Mais revenons-en à Kontchalovski. Et à Natacha Arinbassarova, l’héroïne du Premier Maître. Une jeune femme si belle, venue du Kazakstan au cœur de l’Asie centrale. Là aussi découvrir Moscou c’était découvrir ce pays immense aux multiples nationalités. À cette époque, près d’un million de ces citoyens chamarrés transitaient par Moscou chaque jour. Les rues foisonnaient de gens vêtus de façons hallucinantes, jamais vues, qu’on croisant dans la rue, dans le métro et dans ces restaurants immenses où l’on mangeait selon toutes les coutumes au son d’orchestres invitant à danser. Vous pensez que je suis entrain de vous vanter un Pays de Cocagne alors qu’on dit le plus souvent qu’on y vivait l’enfer, la relégation, la peur et l’interdit de parler. Je vante ce que je voyais, ce que j’entrevoyais, mais pourquoi masquer l’éblouissement ? Éblouissement des gens, de leurs façons, de leur art, éblouissement des femmes. Et de cette femme que j’aperçus tout d’abord dans la foule qui se pressait dans le Palais des Festivals et que je reconnus tout de suite pour avoir adoré son personnage dans le film Kontchalovski. J’étais de cette sorte d’amoureux du cinéma qui succombe à l’actrice. Nos regards se croisèrent, comme si elle avait senti le mien et je fus bien pris. Après cela, je ne pouvais qu’aimer ce pays me direz-vous. Le temps d’un été. Le temps de toute une vie, oui. La Russie ne vous lâche pas, ni le Kazakstan, ni la Géorgie, même vingt ans après la chute du mur et des utopies éclaboussées de larmes et de sang. Et de regrets…

Je ne vais donc pas vous raconter Le Premier Maître ni mon adolescence qui était alors si ardente et si folle… Comme me le sifflait aux oreilles le vieux manchot Blaise Cendrars.

Vous pouvez trouver ce film et bien d’autres, de Kontchalovski, de Iosseliani, Panfilov, Choukchine et tant d’autres chez Potemkine, une boutique qui vend la vidéo rue Beaurepaire, à la République.

Et d’ici la fin de l’année, je ressortirai Soviet Kino, un film documentaire que j’ai tourné dans la Soviétie d’alors, avec les cinéastes des Républiques Russe, Géorgienne et d’Asie centrale au temps où l’on pensait encore que tout allait durer toujours et toujours.

J’écris ces histoires pour mémoire.
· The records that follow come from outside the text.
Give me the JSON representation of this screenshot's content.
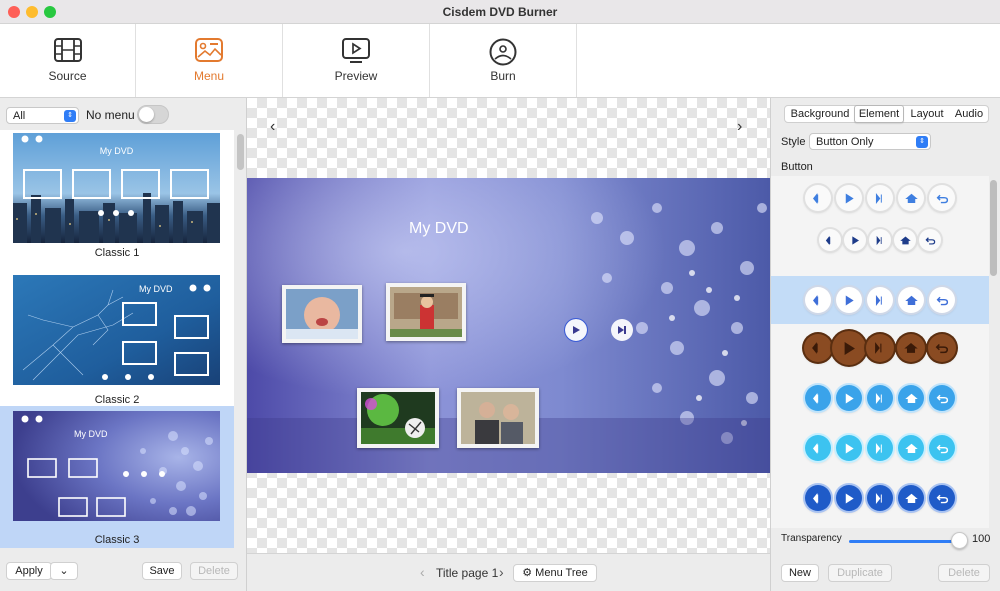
{
  "window": {
    "title": "Cisdem DVD Burner"
  },
  "toolbar": {
    "tabs": [
      {
        "label": "Source",
        "icon": "film-icon"
      },
      {
        "label": "Menu",
        "icon": "menu-image-icon",
        "active": true
      },
      {
        "label": "Preview",
        "icon": "play-screen-icon"
      },
      {
        "label": "Burn",
        "icon": "disc-icon"
      }
    ],
    "active_color": "#e37a2f"
  },
  "left_panel": {
    "filter_value": "All",
    "no_menu_label": "No menu",
    "no_menu_on": false,
    "templates": [
      {
        "name": "Classic 1",
        "thumb_title": "My DVD"
      },
      {
        "name": "Classic 2",
        "thumb_title": "My DVD"
      },
      {
        "name": "Classic 3",
        "thumb_title": "My DVD",
        "selected": true
      }
    ],
    "apply_label": "Apply",
    "save_label": "Save",
    "delete_label": "Delete"
  },
  "canvas": {
    "menu_title": "My DVD",
    "page_label": "Title page 1",
    "menu_tree_label": "Menu Tree"
  },
  "right_panel": {
    "tabs": [
      "Background",
      "Element",
      "Layout",
      "Audio"
    ],
    "active_tab": "Element",
    "style_label": "Style",
    "style_value": "Button Only",
    "button_section_label": "Button",
    "transparency_label": "Transparency",
    "transparency_value": "100",
    "new_label": "New",
    "duplicate_label": "Duplicate",
    "delete_label": "Delete"
  },
  "colors": {
    "accent": "#2f7df6",
    "selection": "#bfd6f7"
  }
}
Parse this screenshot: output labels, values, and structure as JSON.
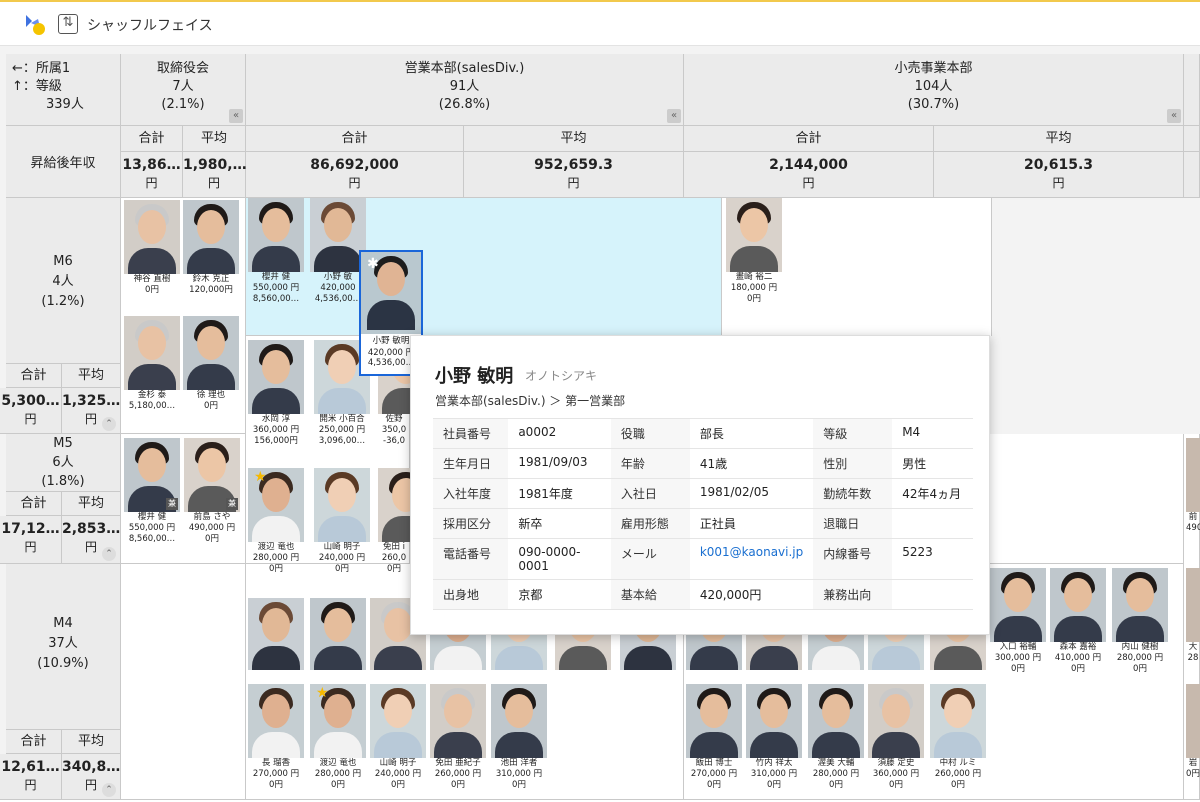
{
  "app": {
    "title": "シャッフルフェイス"
  },
  "corner": {
    "axis1": "←：所属1",
    "axis2": "↑：等級",
    "total": "339人"
  },
  "columns": [
    {
      "name": "取締役会",
      "count": "7人",
      "pct": "(2.1%)",
      "sum_label": "合計",
      "avg_label": "平均",
      "sum": "13,86…",
      "avg": "1,980,…",
      "unit": "円"
    },
    {
      "name": "営業本部(salesDiv.)",
      "count": "91人",
      "pct": "(26.8%)",
      "sum_label": "合計",
      "avg_label": "平均",
      "sum": "86,692,000",
      "avg": "952,659.3",
      "unit": "円"
    },
    {
      "name": "小売事業本部",
      "count": "104人",
      "pct": "(30.7%)",
      "sum_label": "合計",
      "avg_label": "平均",
      "sum": "2,144,000",
      "avg": "20,615.3",
      "unit": "円"
    }
  ],
  "metric_label": "昇給後年収",
  "rows": [
    {
      "grade": "M6",
      "count": "4人",
      "pct": "(1.2%)",
      "sum_label": "合計",
      "avg_label": "平均",
      "sum": "5,300…",
      "avg": "1,325…",
      "unit": "円"
    },
    {
      "grade": "M5",
      "count": "6人",
      "pct": "(1.8%)",
      "sum_label": "合計",
      "avg_label": "平均",
      "sum": "17,12…",
      "avg": "2,853…",
      "unit": "円"
    },
    {
      "grade": "M4",
      "count": "37人",
      "pct": "(10.9%)",
      "sum_label": "合計",
      "avg_label": "平均",
      "sum": "12,61…",
      "avg": "340,8…",
      "unit": "円"
    }
  ],
  "cards": {
    "m6_board": [
      {
        "name": "神谷 直樹",
        "v1": "",
        "v2": "0円"
      },
      {
        "name": "鈴木 克正",
        "v1": "",
        "v2": "120,000円"
      },
      {
        "name": "金杉 泰",
        "v1": "",
        "v2": "5,180,00…"
      },
      {
        "name": "徐 理也",
        "v1": "",
        "v2": "0円"
      }
    ],
    "m6_sales": [
      {
        "name": "櫻井 健",
        "v1": "550,000 円",
        "v2": "8,560,00…"
      },
      {
        "name": "小野 敏",
        "v1": "420,000",
        "v2": "4,536,00…"
      }
    ],
    "m6_sales_selected": {
      "name": "小野 敏明",
      "v1": "420,000 円",
      "v2": "4,536,00…"
    },
    "m6_retail": [
      {
        "name": "畫崎 裕二",
        "v1": "180,000 円",
        "v2": "0円"
      }
    ],
    "m5_board": [
      {
        "name": "櫻井 健",
        "v1": "550,000 円",
        "v2": "8,560,00…"
      },
      {
        "name": "前島 さや",
        "v1": "490,000 円",
        "v2": "0円"
      }
    ],
    "m5_sales_top": [
      {
        "name": "水岡 淳",
        "v1": "360,000 円",
        "v2": "156,000円"
      },
      {
        "name": "開米 小百合",
        "v1": "250,000 円",
        "v2": "3,096,00…"
      },
      {
        "name": "佐野",
        "v1": "350,0",
        "v2": "-36,0"
      }
    ],
    "m5_sales_bottom": [
      {
        "name": "渡辺 竜也",
        "v1": "280,000 円",
        "v2": "0円"
      },
      {
        "name": "山崎 明子",
        "v1": "240,000 円",
        "v2": "0円"
      },
      {
        "name": "免田 i",
        "v1": "260,0",
        "v2": "0円"
      }
    ],
    "m4_sales_bottom": [
      {
        "name": "長 瑠香",
        "v1": "270,000 円",
        "v2": "0円"
      },
      {
        "name": "渡辺 竜也",
        "v1": "280,000 円",
        "v2": "0円"
      },
      {
        "name": "山崎 明子",
        "v1": "240,000 円",
        "v2": "0円"
      },
      {
        "name": "免田 亜紀子",
        "v1": "260,000 円",
        "v2": "0円"
      },
      {
        "name": "池田 洋者",
        "v1": "310,000 円",
        "v2": "0円"
      }
    ],
    "m4_retail_top": [
      {
        "name": "入口 裕輔",
        "v1": "300,000 円",
        "v2": "0円"
      },
      {
        "name": "森本 嘉裕",
        "v1": "410,000 円",
        "v2": "0円"
      },
      {
        "name": "内山 健樹",
        "v1": "280,000 円",
        "v2": "0円"
      }
    ],
    "m4_retail_bottom": [
      {
        "name": "飯田 博士",
        "v1": "270,000 円",
        "v2": "0円"
      },
      {
        "name": "竹内 祥太",
        "v1": "310,000 円",
        "v2": "0円"
      },
      {
        "name": "渥美 大輔",
        "v1": "280,000 円",
        "v2": "0円"
      },
      {
        "name": "須藤 定史",
        "v1": "360,000 円",
        "v2": "0円"
      },
      {
        "name": "中村 ルミ",
        "v1": "260,000 円",
        "v2": "0円"
      }
    ],
    "edge": [
      {
        "name": "前",
        "v1": "490"
      },
      {
        "name": "大",
        "v1": "28"
      },
      {
        "name": "岩",
        "v1": "0円"
      }
    ]
  },
  "popup": {
    "name": "小野 敏明",
    "kana": "オノトシアキ",
    "dept": "営業本部(salesDiv.) ＞ 第一営業部",
    "rows": [
      [
        "社員番号",
        "a0002",
        "役職",
        "部長",
        "等級",
        "M4"
      ],
      [
        "生年月日",
        "1981/09/03",
        "年齢",
        "41歳",
        "性別",
        "男性"
      ],
      [
        "入社年度",
        "1981年度",
        "入社日",
        "1981/02/05",
        "勤続年数",
        "42年4ヵ月"
      ],
      [
        "採用区分",
        "新卒",
        "雇用形態",
        "正社員",
        "退職日",
        ""
      ],
      [
        "電話番号",
        "090-0000-0001",
        "メール",
        "k001@kaonavi.jp",
        "内線番号",
        "5223"
      ],
      [
        "出身地",
        "京都",
        "基本給",
        "420,000円",
        "兼務出向",
        ""
      ]
    ]
  },
  "colors": {
    "accent": "#1a66d9",
    "highlight": "#d6f3fb",
    "link": "#1a6fd0"
  }
}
Et parce que Saisons de Culture nous permet de réfléchir à l’essentiel et pas seulement au seul sujet des choses sortantes. Délicieuses Saisons de Culture…

* Dans la plupart des pays d’Europe et du reste du monde, ce sont parfois 90 ou 100% des écrans qui sont américanisés. Certains pays produisent des films qui ne sortent jamais chez eux. Certains sortent en tout et pour tout à Paris et dans les Festivals singuliers.

** Kontchalovski nous racontait lors du Festival Russe de Paris, que lors du mixage de son dernier film américain, les producteurs lui avaient demandé de rehausser le son général du film. Pourquoi ? Parce qu’il fallait tenir, compte que les spectateurs croquaient du Pop Corn et qu’on n’entendait plus la bande-son du film…

Au temps du muet, on ne tenait pas compte des sourds-muets qui rigolaient en lisant sur les lèvres des acteurs les cochonneries qu’ils disaient à la place des dialogues affichés sur les cartons en insert. Tant mieux pour nous et tant mieux pour les sourds-muets.